21. Pelea nocturna
Ortega me acompañó al piso para buscar la caja azul del Indiano. Se nos pasó la tarde y gran parte de la noche examinando su contenido. Se nos acabó el vino y echamos mano a una frasca de ratafía que estaba en la alacena desde que Albert me la regalara pocos días antes de irse de Barcelona y cuya existencia había olvidado por completo.

Cuando, cansados de hablar y de beber, dimos por terminada nuestra reunión, y Ortega, con los tomos de la Enciclopedia (prefirió dejar para otra ocasión las cartas y los documentos, así como los libros ingleses y franceses de la caja azul del Indiano) iniciaba su marcha, se le cayó de uno de los volúmenes de la Enciclopedia una carta reciente escrita de puño y letra del Indiano y dirigida a él. Ortega se agachó para recogerla. Dejó la carga sobre el escritorio y a la luz de la lámpara de aceite que allí había la leyó en silencio. Luego me contó lo más importante de su contenido. Era un agradecimiento y un perdón y una despedida anticipada y un asunto del que prometió hablar largo y tendido en la próxima ocasión.
Eso, la ratafía y el humillo que soltaba el aceite de la lámpara, le arrancaron un torrente de lágrimas. Luego dijo:
--Me voy. Y lo dicho. Seguiremos hablando otro día, que yo ya no puedo más.
Yo tosí dos veces y noté un fuerte dolor en el pecho.
--Y tú necesitas descansar—añadió antes de desaparecer.
Luego me fui a dormir, pero estuve no sé cuánto tiempo sin poder conciliar el sueño. El miedo a un ataque de tos y algunas taquicardias, originadas por el vino y la ratafía, me impidieron descansar. Y cuando al fin parecía que me había quedado dormido, unos ruidos en la puerta del piso me tiraron de la cama a punto de sufrir un paro cardiaco. Encendí una lámpara y me acerqué temblando a la puerta. Arrimé el oído a la madera y esperé conteniendo la respiración.
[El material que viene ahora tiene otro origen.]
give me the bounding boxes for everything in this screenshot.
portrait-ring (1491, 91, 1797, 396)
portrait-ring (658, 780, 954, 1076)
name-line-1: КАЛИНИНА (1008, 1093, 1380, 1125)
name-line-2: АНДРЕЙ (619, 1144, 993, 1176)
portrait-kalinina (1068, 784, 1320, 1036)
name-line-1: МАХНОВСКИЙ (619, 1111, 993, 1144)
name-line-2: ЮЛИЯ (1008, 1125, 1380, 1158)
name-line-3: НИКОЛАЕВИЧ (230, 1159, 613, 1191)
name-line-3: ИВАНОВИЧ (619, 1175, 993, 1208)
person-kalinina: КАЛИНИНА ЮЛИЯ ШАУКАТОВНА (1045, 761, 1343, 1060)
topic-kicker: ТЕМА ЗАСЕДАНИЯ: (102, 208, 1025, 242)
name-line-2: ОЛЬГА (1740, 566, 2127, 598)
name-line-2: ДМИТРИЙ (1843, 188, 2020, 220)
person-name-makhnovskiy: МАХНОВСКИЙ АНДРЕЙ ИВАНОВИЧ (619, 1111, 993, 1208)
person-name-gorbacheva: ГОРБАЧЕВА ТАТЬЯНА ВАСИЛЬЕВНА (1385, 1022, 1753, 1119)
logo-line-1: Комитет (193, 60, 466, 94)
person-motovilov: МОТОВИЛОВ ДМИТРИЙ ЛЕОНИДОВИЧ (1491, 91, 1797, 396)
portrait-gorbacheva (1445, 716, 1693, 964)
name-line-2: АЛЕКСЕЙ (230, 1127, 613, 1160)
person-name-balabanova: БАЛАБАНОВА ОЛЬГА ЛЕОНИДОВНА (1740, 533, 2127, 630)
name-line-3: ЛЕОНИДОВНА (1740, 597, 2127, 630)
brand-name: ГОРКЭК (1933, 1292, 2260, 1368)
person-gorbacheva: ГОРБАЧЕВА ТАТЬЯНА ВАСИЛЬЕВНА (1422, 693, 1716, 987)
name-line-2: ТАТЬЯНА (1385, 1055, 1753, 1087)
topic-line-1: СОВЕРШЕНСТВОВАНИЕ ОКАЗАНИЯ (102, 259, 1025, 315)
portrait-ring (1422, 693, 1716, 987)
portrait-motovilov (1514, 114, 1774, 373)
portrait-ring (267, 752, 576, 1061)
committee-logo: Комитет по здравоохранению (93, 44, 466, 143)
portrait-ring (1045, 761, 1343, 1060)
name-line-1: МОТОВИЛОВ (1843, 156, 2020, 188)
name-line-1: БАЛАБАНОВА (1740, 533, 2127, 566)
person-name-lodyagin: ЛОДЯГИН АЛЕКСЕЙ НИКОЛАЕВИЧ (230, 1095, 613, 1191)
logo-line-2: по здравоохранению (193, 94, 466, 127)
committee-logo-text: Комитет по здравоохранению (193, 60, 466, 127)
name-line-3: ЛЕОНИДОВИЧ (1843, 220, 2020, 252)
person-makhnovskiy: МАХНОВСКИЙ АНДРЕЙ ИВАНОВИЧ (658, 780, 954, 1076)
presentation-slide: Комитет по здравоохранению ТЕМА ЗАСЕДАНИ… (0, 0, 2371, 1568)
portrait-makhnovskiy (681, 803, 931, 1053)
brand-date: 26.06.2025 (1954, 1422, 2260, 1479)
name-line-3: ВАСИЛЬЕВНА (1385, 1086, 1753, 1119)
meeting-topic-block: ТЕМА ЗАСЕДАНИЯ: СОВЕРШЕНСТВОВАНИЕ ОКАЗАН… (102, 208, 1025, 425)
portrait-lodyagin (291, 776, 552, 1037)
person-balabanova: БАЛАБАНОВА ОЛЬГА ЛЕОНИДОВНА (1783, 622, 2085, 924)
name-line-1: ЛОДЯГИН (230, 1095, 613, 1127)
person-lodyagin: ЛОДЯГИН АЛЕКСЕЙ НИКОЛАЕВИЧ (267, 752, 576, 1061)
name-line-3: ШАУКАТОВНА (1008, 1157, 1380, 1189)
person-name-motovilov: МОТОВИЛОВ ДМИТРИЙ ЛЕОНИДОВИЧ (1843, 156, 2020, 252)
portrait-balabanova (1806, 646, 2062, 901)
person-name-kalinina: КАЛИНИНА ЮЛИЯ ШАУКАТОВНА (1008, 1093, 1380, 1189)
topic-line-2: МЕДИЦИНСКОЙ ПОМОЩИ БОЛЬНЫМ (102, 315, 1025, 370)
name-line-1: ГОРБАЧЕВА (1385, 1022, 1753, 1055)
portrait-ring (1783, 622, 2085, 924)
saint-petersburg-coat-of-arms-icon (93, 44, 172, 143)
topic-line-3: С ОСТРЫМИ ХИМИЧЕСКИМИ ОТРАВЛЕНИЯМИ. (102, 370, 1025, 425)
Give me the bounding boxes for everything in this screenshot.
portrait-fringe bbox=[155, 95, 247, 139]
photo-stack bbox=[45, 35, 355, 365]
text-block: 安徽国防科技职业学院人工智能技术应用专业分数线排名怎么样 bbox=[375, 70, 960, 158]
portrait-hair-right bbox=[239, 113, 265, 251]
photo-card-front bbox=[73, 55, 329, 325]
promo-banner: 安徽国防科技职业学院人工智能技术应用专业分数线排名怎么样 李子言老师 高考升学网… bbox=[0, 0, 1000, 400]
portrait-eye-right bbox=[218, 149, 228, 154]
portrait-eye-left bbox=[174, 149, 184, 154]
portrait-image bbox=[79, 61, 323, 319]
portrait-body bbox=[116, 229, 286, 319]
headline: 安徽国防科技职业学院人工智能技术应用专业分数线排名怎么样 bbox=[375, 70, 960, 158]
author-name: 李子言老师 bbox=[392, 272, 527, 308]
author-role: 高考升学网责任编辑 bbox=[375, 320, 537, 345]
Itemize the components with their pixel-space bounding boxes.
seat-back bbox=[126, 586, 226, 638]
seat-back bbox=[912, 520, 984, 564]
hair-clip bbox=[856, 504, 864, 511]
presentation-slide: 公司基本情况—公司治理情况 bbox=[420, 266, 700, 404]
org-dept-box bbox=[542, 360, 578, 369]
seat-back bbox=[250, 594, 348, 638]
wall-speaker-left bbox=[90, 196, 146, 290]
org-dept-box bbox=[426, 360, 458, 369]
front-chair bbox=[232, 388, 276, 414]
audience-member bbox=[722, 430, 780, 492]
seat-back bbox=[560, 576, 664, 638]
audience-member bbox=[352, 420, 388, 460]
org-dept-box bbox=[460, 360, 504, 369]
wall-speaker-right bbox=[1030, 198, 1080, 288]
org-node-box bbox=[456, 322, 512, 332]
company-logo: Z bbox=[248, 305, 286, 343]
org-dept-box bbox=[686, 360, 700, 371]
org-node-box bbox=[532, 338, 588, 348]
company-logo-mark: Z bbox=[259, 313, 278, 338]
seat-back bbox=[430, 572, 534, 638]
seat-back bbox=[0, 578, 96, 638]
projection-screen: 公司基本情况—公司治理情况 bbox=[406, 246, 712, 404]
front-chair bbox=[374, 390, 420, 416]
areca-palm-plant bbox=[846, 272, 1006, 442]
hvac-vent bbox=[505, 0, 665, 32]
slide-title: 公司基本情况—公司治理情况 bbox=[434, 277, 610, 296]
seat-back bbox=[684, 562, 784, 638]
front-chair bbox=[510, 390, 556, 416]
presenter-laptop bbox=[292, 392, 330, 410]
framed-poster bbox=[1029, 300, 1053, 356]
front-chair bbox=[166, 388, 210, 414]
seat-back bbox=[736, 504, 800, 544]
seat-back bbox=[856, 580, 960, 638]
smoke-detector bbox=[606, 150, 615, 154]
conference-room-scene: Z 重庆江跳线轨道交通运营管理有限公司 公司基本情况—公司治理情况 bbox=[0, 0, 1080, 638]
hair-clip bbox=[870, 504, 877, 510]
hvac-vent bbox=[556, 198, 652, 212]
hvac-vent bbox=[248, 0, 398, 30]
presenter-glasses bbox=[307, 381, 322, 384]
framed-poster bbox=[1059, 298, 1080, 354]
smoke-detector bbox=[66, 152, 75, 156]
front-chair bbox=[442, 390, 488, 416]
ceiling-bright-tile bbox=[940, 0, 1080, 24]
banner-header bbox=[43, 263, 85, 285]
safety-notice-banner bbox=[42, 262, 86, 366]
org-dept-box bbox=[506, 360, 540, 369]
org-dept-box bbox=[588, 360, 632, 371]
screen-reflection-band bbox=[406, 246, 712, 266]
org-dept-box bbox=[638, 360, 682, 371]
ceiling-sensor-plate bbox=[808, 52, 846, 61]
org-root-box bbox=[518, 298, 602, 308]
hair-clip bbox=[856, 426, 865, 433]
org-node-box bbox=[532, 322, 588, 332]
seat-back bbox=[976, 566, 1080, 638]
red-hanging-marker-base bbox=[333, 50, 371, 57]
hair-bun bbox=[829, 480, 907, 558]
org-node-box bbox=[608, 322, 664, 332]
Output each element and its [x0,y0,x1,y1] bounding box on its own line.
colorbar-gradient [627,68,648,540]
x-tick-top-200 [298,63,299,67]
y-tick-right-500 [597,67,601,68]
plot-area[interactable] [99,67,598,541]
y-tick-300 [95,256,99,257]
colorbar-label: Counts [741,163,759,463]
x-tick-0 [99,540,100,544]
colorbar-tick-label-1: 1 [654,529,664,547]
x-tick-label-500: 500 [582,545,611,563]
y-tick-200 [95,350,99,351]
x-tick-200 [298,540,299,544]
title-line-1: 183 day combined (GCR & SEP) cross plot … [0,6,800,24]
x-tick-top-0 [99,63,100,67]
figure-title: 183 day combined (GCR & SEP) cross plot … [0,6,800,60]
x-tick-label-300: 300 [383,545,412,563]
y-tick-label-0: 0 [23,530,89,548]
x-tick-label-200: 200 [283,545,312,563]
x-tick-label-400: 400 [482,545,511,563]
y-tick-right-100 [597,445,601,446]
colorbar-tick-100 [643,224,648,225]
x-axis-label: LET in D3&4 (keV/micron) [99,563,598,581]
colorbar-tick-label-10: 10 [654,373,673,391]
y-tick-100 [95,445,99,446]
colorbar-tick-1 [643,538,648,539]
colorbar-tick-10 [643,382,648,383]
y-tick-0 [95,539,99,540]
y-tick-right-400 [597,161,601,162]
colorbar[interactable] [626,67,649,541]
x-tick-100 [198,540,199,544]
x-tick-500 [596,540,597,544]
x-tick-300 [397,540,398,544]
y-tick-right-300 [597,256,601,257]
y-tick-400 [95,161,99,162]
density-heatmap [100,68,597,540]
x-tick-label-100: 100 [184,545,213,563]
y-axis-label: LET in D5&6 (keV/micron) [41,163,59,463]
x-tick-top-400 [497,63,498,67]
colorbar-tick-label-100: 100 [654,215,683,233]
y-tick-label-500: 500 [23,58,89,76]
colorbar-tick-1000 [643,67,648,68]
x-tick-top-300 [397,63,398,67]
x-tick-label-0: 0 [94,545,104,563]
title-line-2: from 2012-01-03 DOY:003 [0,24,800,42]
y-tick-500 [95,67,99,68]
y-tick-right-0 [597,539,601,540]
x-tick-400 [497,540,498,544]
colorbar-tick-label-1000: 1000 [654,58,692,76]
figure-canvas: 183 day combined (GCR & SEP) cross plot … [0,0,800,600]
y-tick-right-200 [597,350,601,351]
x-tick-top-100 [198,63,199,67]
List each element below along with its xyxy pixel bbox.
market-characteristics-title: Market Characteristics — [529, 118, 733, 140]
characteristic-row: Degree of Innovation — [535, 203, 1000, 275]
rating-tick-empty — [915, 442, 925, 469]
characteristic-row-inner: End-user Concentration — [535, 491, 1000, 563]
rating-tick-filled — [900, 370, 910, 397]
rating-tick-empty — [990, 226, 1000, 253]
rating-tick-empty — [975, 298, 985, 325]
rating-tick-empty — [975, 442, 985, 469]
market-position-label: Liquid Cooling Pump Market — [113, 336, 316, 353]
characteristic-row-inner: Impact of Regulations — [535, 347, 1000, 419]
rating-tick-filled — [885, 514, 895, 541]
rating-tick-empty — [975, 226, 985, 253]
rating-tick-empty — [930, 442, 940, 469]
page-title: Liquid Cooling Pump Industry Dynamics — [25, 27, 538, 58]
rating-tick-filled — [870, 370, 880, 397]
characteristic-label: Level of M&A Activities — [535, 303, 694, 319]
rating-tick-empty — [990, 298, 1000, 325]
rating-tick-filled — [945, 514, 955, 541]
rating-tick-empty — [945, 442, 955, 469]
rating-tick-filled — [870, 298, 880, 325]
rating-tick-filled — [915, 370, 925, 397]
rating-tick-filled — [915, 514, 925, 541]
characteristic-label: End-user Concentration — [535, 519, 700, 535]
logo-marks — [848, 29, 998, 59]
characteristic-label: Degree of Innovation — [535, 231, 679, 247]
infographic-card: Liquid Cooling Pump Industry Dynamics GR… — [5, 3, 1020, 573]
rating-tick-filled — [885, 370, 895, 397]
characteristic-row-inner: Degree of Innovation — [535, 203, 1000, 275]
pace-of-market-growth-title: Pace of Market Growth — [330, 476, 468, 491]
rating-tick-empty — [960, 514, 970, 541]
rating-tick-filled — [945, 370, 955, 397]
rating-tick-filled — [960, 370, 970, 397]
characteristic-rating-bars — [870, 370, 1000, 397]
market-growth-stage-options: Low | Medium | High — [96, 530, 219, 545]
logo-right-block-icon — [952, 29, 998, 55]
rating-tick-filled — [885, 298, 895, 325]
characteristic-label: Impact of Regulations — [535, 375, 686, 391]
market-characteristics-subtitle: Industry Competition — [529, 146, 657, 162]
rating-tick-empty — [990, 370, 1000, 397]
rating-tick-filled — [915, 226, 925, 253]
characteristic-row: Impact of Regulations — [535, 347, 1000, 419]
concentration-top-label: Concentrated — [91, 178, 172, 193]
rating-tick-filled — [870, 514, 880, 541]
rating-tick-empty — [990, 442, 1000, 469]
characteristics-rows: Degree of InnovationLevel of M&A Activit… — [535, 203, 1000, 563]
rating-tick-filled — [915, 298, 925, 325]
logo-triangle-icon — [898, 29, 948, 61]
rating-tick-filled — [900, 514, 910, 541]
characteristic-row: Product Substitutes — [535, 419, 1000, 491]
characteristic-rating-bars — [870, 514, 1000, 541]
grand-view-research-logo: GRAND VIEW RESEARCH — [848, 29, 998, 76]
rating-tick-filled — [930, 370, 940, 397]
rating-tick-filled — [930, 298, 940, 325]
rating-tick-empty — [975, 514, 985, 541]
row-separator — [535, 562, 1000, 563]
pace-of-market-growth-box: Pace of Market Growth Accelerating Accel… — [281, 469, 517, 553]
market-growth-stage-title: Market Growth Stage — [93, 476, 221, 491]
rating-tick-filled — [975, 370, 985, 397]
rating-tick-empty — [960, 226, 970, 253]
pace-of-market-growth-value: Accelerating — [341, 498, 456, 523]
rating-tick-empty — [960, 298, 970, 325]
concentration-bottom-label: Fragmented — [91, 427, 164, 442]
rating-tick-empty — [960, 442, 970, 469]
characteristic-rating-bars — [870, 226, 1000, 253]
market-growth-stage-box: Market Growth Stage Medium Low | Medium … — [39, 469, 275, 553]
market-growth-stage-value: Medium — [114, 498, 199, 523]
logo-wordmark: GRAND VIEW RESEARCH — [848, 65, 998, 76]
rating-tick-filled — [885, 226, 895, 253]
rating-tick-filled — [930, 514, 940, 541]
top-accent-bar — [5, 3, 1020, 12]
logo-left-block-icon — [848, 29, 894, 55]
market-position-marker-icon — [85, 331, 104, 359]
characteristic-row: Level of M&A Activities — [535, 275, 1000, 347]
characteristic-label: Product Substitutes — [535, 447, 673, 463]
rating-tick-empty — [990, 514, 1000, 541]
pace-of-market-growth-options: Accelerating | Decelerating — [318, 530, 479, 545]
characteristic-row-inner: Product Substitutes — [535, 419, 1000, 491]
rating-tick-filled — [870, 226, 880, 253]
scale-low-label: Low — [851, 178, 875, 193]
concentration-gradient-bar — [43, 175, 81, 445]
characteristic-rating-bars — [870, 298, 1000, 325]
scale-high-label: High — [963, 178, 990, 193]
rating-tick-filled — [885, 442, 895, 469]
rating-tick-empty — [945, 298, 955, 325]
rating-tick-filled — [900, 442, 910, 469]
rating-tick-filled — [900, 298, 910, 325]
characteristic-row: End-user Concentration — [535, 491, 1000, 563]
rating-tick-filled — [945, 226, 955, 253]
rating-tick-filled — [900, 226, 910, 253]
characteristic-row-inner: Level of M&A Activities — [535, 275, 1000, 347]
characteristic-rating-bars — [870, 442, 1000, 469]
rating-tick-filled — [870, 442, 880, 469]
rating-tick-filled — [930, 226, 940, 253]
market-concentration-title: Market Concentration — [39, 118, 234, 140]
--Soy yo—dijo asustado al otro lado una voz que reconocí como la de Ortega.
Le abrí sobresaltado.
--¿Qué ha ocurrido? –le pregunté mientras dejaba la lámpara sobre la mesa.
--Es largo de contar. Deja que me siente y descanse los brazos --dejó los volúmenes de la Enciclopedia sobre el escritorio y, sentándose en la silla, respiró algo más aliviado--. ¿Te queda algo de bebida?
Fui a por la frasca de ratafía y le eché en un vaso el culo que quedaba.
--Esto es lo que hay.
Miró el vaso y dijo:
--Espero que sea suficiente –se lo bebió de un trago y chascó la lengua; luego añadió:-- Cuando salí de aquí todo estaba tranquilo en la calle, pero en cuanto di dos pasos noté que dos esbirros me seguían. Me metí en la galería de pintura para despistarlos y al principio pareció que sí. Sin embargo, para cerciorarme de que ya no me seguían, bajé hasta las Atarazanas y me metí en una taberna para tomar algo, aunque ya iba sobrado.
--Para llenar esa piel—dije para romper un poco lo tieso de la situación—necesitas todo el vino del Penedés.
Rió forzadamente y luego siguió contándome el resto de su aventura nocturna hasta la llegada a la taberna de dos hombres, que entraron discutiendo sobre la corrida de los toros.
--Uno decía que era un arte y otro una salvajada. Se arrimaron a la barra y pidieron, sin dejar de discutir, una jarra de vino andaluz, al parecer la bebida típica de la taberna. Perdona, no te había dicho que la taberna la regentaba un oriundo de Sevilla que había adornado la pared del mostrador con imágenes de la Torre del Oro, la Giralda y varias vistas del Guadalquivir entre sotos y arboledas y que no dejaba un solo instante de hablar de su querida tierra con un acento muy acusado. Mientras se bebían la jarra de vino, se cansaron de discutir sobre los toros y la emprendieron con la caja de rapé, y mientras uno decía que con las cajas nacaradas se conservaba intacto el aroma del tabaco molido de su interior, el otro defendía las virtudes de la caja de madera de boj.

Acabó Ortega su narración y le pregunté si le habían seguido hasta mi piso sus perseguidores. Me contestó, lógicamente, que no lo sabía, pero de haber sido así ya habrían hecho acto de presencia. Y, con ese miedo dentro de nuestros cuerpos, él, apoyando la cabeza en los brazos sobre el escritorio, y yo, acostado sin desvestirme en la cama, pasamos la noche sin pegar ojo.
Mi amigo se fue nada más despuntar el día y quedamos para el martes en la casa de la señora Milá.